O PT quer antecipar as discussões sobre o pleito presidencial do ano que vem, e o nome do partido que concorreu ao Executivo em 2018, Fernando Haddad, foi instruído pelo ex-presidente Luiz Inácio Lula da Silva a se colocar como o pré-candidato da legenda ao Palácio do Planalto. A ideia do líder petista é ter mais tempo para consolidar um projeto de esquerda que seja capaz de derrotar o presidente Jair Bolsonaro. No entanto, o plano de Lula deixou algumas lideranças progressistas receosas, o que pode comprometer a união da oposição para 2022.

Por telefone, Haddad confirmou ao Correio as pretensões de Lula. Uma reunião, no sábado passado, entre os dois selou a pré-candidatura de Haddad. Segundo ele, o ex-presidente teme que o partido esteja atrasando demais o início de um projeto para tirar Bolsonaro do poder e, por isso, Haddad deve "colocar o bloco na rua" imediatamente.
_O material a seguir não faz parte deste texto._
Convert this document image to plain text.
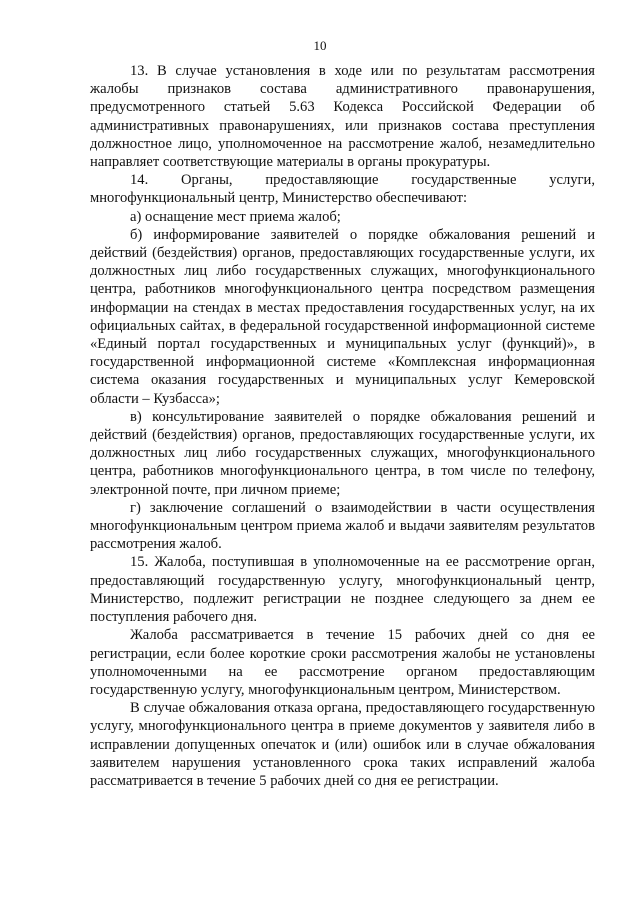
10

13. В случае установления в ходе или по результатам рассмотрения жалобы признаков состава административного правонарушения, предусмотренного статьей 5.63 Кодекса Российской Федерации об административных правонарушениях, или признаков состава преступления должностное лицо, уполномоченное на рассмотрение жалоб, незамедлительно направляет соответствующие материалы в органы прокуратуры.

14. Органы, предоставляющие государственные услуги, многофункциональный центр, Министерство обеспечивают:

а) оснащение мест приема жалоб;

б) информирование заявителей о порядке обжалования решений и действий (бездействия) органов, предоставляющих государственные услуги, их должностных лиц либо государственных служащих, многофункционального центра, работников многофункционального центра посредством размещения информации на стендах в местах предоставления государственных услуг, на их официальных сайтах, в федеральной государственной информационной системе «Единый портал государственных и муниципальных услуг (функций)», в государственной информационной системе «Комплексная информационная система оказания государственных и муниципальных услуг Кемеровской области – Кузбасса»;

в) консультирование заявителей о порядке обжалования решений и действий (бездействия) органов, предоставляющих государственные услуги, их должностных лиц либо государственных служащих, многофункционального центра, работников многофункционального центра, в том числе по телефону, электронной почте, при личном приеме;

г) заключение соглашений о взаимодействии в части осуществления многофункциональным центром приема жалоб и выдачи заявителям результатов рассмотрения жалоб.

15. Жалоба, поступившая в уполномоченные на ее рассмотрение орган, предоставляющий государственную услугу, многофункциональный центр, Министерство, подлежит регистрации не позднее следующего за днем ее поступления рабочего дня.

Жалоба рассматривается в течение 15 рабочих дней со дня ее регистрации, если более короткие сроки рассмотрения жалобы не установлены уполномоченными на ее рассмотрение органом предоставляющим государственную услугу, многофункциональным центром, Министерством.

В случае обжалования отказа органа, предоставляющего государственную услугу, многофункционального центра в приеме документов у заявителя либо в исправлении допущенных опечаток и (или) ошибок или в случае обжалования заявителем нарушения установленного срока таких исправлений жалоба рассматривается в течение 5 рабочих дней со дня ее регистрации.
A ideia do PT era esperar que o Supremo Tribunal Federal (STF) restabelecesse os direitos políticos de Lula no julgamento que analisará a suspeição do ex-juiz Sergio Moro para, depois, iniciar a campanha ao Planalto com o ex-presidente. Contudo, o partido acredita que essa decisão deve levar muito tempo. Lula, portanto, decidiu que a legenda não pode ficar à mercê da Corte e que é preciso se movimentar logo para ter alguma chance nas eleições do ano que vem.
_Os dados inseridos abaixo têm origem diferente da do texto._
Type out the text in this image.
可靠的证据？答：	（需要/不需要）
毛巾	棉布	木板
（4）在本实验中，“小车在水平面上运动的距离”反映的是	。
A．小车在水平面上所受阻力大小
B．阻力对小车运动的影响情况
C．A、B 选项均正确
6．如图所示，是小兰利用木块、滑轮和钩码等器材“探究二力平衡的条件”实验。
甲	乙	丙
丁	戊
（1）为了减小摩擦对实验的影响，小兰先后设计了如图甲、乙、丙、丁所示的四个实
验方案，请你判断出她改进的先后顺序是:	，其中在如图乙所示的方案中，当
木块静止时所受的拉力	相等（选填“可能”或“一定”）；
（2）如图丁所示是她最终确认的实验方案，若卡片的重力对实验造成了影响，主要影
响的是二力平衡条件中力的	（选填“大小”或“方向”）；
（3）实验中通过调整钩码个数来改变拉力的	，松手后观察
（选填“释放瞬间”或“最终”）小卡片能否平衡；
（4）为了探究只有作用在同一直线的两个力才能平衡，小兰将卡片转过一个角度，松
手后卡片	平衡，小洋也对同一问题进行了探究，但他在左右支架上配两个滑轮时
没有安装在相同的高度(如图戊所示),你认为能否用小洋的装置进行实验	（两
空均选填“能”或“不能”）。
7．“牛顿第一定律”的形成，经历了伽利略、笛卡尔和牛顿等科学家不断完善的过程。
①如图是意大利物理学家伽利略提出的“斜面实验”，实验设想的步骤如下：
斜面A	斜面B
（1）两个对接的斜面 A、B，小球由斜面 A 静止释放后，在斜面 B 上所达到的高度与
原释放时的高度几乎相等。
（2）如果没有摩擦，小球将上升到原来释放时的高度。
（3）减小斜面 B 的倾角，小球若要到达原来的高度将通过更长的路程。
De acordo com Haddad, se o Supremo vier a tomar uma decisão favorável a Lula, o PT retornará ao plano inicial de lançar o nome do ex-presidente ao pleito de 2022. Enquanto isso, Haddad ficará responsável por rodar o país e apresentar as propostas do partido, encorpando a candidatura do PT ao Executivo. No caso de o STF manter as condenações contra Lula, ele seguirá como a aposta da sigla.
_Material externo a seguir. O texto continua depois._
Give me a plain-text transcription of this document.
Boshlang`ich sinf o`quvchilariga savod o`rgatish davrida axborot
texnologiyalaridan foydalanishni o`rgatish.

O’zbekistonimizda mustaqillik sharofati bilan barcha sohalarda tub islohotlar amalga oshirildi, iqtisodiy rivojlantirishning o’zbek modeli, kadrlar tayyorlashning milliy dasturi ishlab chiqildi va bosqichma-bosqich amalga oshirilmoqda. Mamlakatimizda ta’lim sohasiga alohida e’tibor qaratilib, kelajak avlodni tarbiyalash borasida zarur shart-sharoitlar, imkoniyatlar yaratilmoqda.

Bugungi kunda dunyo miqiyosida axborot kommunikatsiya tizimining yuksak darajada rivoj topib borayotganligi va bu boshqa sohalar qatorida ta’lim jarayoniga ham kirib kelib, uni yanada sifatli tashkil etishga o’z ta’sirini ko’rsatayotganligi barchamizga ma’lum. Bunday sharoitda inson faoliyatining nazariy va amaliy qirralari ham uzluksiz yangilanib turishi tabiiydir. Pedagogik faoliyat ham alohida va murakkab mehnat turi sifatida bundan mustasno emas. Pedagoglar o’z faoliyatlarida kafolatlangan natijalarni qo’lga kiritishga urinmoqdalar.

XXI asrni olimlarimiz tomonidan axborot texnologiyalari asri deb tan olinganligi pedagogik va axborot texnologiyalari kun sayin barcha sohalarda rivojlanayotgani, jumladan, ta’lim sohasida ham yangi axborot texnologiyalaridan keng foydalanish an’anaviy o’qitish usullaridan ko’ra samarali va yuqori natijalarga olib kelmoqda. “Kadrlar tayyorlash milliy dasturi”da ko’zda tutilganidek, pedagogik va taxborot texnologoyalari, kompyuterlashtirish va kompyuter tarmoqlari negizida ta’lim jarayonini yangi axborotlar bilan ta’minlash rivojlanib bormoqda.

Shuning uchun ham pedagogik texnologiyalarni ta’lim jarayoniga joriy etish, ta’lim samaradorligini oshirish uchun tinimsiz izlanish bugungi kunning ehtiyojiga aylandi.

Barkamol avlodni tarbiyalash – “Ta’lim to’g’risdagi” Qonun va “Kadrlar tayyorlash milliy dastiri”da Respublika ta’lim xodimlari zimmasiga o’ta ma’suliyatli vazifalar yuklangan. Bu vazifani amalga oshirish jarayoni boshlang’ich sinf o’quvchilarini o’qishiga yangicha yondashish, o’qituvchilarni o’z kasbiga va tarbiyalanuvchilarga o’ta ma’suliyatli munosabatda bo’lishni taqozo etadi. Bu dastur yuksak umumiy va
Para Haddad, o início dos trabalhos por parte do PT, mesmo que muito antes das eleições de 2022, pode ser fundamental para reunir a esquerda em torno de um plano capaz de vencer Bolsonaro. "Acho que o bolsonarismo exige um compromisso de toda oposição em derrotar esse projeto. Então, nós temos que construir uma unidade de segundo turno. Quem for o democrata que vai ao segundo turno vai contar com o apoio para derrotar o bolsonarismo, que é uma ameaça civilizatória ao país", enfatizou.

Receio

O PSol defendeu o direito de Lula indicar um candidato. Ainda assim, membros do partido consideraram o movimento precipitado. Para Guilherme Boulos — que concorreu às eleições presidenciais em 2018 e foi candidato à prefeitura de São Paulo em 2020, com uma campanha que ganhou destaque nacional —, o mais importante é a unidade das legendas de esquerda.

"Não quero ficar estendendo uma polêmica. Todos os partidos têm legitimidade e o direito de lançar candidatos. O PT tem. O PDT já lançou o dele, que é o Ciro (Gomes). PSol tem, PCdoB tem. Só acho que, neste momento, em se tratando da gravidade da conjuntura do país, com Bolsonaro, o melhor caminho para a esquerda é buscar construir unidade", afirmou. "É isso que eu defendo, é isso que eu vou buscar fazer, e acho que isso começa com uma mesa de debates sobre projetos, quais são as confluências. O nome é um ponto de chegada, e não um ponto de partida."

O presidente nacional do PSol, Juliano Medeiros, foi na mesma linha. Ele ressaltou que o momento é de discutir um programa. "O que posso dizer é que é um direito deles, embora, como disse Boulos, melhor seria discutir um programa em vez de nomes", destacou.

Unificação

Em outubro, o também presidenciável Ciro Gomes acenou aproximação com Lula, que seria um primeiro passo para encontrar um caminho de unificação para os partidos. Embora o gesto tenha sido considerado importante, parlamentares alertaram, à época, que o diálogo entre os dois principais líderes da esquerda no país era apenas um pequeno passo em uma longa caminhada. O PT é criticado em alguns setores da esquerda como um partido que só pensa em si.

A reunião entre os dois ocorreu pouco antes das eleições municipais, adiadas para novembro por conta da pandemia do novo coronavírus. À época, parlamentares das duas legendas, PT e PDT, assinalaram que, embora o clima no bloco da oposição da Câmara seja bom, os partidos têm "divergências de fundo bastante grandes", como confessou um líder partidário petista. Por sua vez, um pedetista foi ainda mais a fundo. Ele destacou que o caminho de unificação das esquerdas é muito importante, mas que o encontro foi uma "visita feita por Ciro a Lula", e não um movimento institucional de aproximação.